I spotted this achingly cool child seat on a bike parked at a construction site near campus. I couldn’t believe it. The black leather seat, the chrome back–it looks like it was lifted from a modernist bar for preschoolers. It totally outclasses the Huffy.
I remember when I was young, my parents took my sister and me on bike rides in the wire baskets on the handlebars of their bikes. It was horribly uncomfortable, of course, and I sincerely doubt those baskets were rated for the weight of children. But it was a lot of fun nonetheless. Some of my earliest memories are from those rides; seeing the trees dripping with moss during my family’s brief time in Louisiana, or bumping along on the gravel road that led to our house in the Seattle suburbs (this was long before they were built up for hordes of Microsoft employees).
Our parents sometimes tried to take us on walks when we were young, but like most kids our age, we simply didn’t have the stamina to go very far. My parents’ bicycles, with a kid in each front basket, gave them range. Now that we are parents, our bicycles make us free as well.
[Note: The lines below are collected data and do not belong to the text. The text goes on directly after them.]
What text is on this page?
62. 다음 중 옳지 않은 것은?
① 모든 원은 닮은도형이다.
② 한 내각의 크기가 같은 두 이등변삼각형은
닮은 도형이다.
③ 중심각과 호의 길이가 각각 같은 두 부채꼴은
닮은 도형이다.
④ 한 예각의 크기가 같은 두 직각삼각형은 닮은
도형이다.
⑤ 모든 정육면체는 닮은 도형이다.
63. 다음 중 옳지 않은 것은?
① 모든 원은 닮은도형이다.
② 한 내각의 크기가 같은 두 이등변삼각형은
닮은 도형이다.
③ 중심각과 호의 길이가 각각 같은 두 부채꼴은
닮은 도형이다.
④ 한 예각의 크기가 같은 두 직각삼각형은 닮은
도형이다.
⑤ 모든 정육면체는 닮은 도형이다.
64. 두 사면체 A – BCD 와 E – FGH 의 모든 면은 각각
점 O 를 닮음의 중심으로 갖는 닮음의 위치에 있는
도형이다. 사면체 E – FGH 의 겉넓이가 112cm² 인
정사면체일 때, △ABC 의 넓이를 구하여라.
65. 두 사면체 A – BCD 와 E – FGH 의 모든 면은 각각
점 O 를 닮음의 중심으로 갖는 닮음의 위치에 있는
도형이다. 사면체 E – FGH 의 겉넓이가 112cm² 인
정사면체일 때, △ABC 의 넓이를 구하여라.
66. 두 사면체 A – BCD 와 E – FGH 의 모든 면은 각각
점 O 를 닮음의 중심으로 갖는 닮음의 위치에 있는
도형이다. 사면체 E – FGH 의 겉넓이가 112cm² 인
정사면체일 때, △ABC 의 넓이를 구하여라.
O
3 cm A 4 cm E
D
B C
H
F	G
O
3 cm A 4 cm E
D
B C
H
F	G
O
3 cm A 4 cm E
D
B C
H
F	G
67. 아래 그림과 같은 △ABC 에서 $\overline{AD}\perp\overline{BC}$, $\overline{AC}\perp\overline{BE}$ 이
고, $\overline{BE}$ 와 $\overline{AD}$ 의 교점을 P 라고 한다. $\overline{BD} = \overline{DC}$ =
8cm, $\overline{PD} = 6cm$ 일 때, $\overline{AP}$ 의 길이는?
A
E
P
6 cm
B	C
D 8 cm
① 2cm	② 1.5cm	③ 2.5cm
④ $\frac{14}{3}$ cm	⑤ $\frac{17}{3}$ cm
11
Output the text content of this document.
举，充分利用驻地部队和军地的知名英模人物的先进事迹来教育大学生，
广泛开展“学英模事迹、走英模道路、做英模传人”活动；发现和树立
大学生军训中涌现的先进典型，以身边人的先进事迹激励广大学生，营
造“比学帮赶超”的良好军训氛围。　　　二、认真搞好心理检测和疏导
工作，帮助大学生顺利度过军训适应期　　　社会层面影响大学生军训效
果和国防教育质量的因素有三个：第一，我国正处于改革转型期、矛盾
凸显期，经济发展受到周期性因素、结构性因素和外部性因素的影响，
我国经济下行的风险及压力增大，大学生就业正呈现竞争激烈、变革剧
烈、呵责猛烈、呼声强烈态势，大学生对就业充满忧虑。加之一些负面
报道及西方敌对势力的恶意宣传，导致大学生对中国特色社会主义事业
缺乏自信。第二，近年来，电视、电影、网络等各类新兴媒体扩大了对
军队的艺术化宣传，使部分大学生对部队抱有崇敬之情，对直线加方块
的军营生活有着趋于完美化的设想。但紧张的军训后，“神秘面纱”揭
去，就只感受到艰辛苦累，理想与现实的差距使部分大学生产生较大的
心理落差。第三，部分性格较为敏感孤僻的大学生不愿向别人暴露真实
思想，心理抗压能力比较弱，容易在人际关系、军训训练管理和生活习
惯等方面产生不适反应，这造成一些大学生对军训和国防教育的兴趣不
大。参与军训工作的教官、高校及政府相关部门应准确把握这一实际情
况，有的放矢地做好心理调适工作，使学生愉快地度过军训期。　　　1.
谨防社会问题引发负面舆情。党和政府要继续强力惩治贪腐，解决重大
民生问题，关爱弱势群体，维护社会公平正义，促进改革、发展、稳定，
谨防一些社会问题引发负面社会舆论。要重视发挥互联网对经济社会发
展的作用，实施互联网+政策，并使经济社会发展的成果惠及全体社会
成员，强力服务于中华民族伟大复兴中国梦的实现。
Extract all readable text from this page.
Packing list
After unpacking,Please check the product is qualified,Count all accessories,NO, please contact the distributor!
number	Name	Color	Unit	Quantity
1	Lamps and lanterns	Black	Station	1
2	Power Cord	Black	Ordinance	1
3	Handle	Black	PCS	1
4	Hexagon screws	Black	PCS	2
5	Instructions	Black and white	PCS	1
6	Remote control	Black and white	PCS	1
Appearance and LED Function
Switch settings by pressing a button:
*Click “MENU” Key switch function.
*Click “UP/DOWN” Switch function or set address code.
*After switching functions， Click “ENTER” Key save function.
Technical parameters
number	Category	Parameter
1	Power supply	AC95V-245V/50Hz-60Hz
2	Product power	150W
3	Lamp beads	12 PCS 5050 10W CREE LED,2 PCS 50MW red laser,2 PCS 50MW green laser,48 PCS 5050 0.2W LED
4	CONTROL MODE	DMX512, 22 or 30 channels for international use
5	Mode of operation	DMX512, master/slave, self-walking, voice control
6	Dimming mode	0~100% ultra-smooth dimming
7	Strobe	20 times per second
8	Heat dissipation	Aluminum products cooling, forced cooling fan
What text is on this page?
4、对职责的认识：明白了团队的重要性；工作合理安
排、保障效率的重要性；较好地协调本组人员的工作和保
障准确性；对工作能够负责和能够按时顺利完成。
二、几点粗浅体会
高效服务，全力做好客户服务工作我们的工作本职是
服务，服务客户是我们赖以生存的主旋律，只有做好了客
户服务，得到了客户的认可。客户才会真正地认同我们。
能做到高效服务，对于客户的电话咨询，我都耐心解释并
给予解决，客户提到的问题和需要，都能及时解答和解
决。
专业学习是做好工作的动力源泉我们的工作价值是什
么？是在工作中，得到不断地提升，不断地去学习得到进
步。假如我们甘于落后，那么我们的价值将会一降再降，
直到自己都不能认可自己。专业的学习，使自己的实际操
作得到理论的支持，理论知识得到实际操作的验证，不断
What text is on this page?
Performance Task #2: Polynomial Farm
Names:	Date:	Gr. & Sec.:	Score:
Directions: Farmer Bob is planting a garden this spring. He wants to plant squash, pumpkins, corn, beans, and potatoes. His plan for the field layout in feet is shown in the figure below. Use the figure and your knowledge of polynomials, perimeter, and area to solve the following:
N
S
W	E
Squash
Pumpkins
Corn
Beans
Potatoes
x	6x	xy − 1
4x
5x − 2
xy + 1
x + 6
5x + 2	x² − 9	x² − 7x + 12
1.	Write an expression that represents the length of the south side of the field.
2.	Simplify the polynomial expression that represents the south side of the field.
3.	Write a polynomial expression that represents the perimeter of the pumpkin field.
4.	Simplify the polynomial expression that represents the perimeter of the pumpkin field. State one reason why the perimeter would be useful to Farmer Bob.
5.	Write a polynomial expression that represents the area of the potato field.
The seats we use for our children, however, lack style, even compared to a wire front basket. They’re plastic. Putting our kids on the back of the Kona MinUte is an improvement. But overall, the child seat market resembles nothing more than the toys that you can buy at big box stores: giant plastic sandboxes in the shape of turtles, or plastic play kitchens with colors that fade within a few months. There are twee alternatives, of course, like the wooden play kitchens that mimic everything about the plastic ones except the price, which is ten times higher. But I’d prefer to sidestep this market altogether.
This child seat, which looks pretty vintage, is in a class by itself. If my parents had had seats like this they could have ridden with us for hours. I’ve never seen anything like it before. But I want one.